Owning 90 hedge funds suggests that the management team is spreading its bets and doesn’t believe it can identify the next George Soros or Jim Simons ahead of time. Management claims that the portfolio of funds outperform­s its benchmark. That may be true, but since the benchmark is the US consumer-price index, this is not demanding.

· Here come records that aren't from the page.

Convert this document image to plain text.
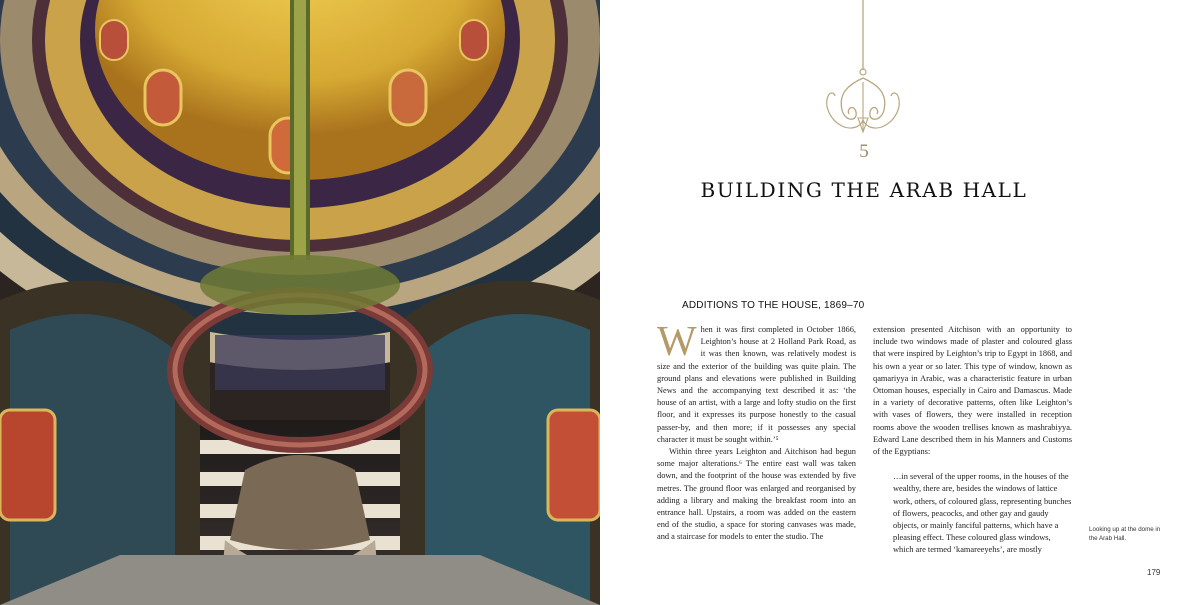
5
BUILDING THE ARAB HALL
ADDITIONS TO THE HOUSE, 1869–70

When it was first completed in October 1866, Leighton’s house at 2 Holland Park Road, as it was then known, was relatively modest is size and the exterior of the building was quite plain. The ground plans and elevations were published in Building News and the accompanying text described it as: ‘the house of an artist, with a large and lofty studio on the first floor, and it expresses its purpose honestly to the casual passer-by, and then more; if it possesses any special character it must be sought within.’⁵

Within three years Leighton and Aitchison had begun some major alterations.⁶ The entire east wall was taken down, and the footprint of the house was extended by five metres. The ground floor was enlarged and reorganised by adding a library and making the breakfast room into an entrance hall. Upstairs, a room was added on the eastern end of the studio, a space for storing canvases was made, and a staircase for models to enter the studio. The

extension presented Aitchison with an opportunity to include two windows made of plaster and coloured glass that were inspired by Leighton’s trip to Egypt in 1868, and his own a year or so later. This type of window, known as qamariyya in Arabic, was a characteristic feature in urban Ottoman houses, especially in Cairo and Damascus. Made in a variety of decorative patterns, often like Leighton’s with vases of flowers, they were installed in reception rooms above the wooden trellises known as mashrabiyya. Edward Lane described them in his Manners and Customs of the Egyptians:

…in several of the upper rooms, in the houses of the wealthy, there are, besides the windows of lattice work, others, of coloured glass, representing bunches of flowers, peacocks, and other gay and gaudy objects, or mainly fanciful patterns, which have a pleasing effect. These coloured glass windows, which are termed ‘kamareeyehs’, are mostly

Looking up at the dome in the Arab Hall.
179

Management would have been far better off buying a low-cost S&P 500 index tracker. The investment portfolio has achieved a 48% increase in value, which is lagging well behind the S&P 500, which was up by 262% in the last decade. Compounded annually the S&P has achieved a 13.8% compound annual growth rate over the last ten years, while Ocean

Wilsons has achieved just 4.5% per year.

If the portfolio does not outperform in 2022, in what ought to be ideal conditions, perhaps management will need to have a rethink. In 2008, Warren Buffett bet $1m that the S&P 500 would outperform a basket of hedge funds after costs over ten years. He won the bet easily. Ocean Wilsons’ majority shareholde­r, Hansa Investment Company (controlled by William Salmon and Christophe­r Townsend), has been incredibly slow to take that lesson on board. If they had invested in the S&P 500 instead, the portfolio would have been worth more than 1,750p per share at the end of 2021.

In March, Ocean Wilsons announced its new chair will be

Caroline Foulger, a retired partner of PwC Bermuda. While an accountant is unlikely to rock the boat, she should at least be asking whether the investment subsidiary really needs to own 90 hedge funds.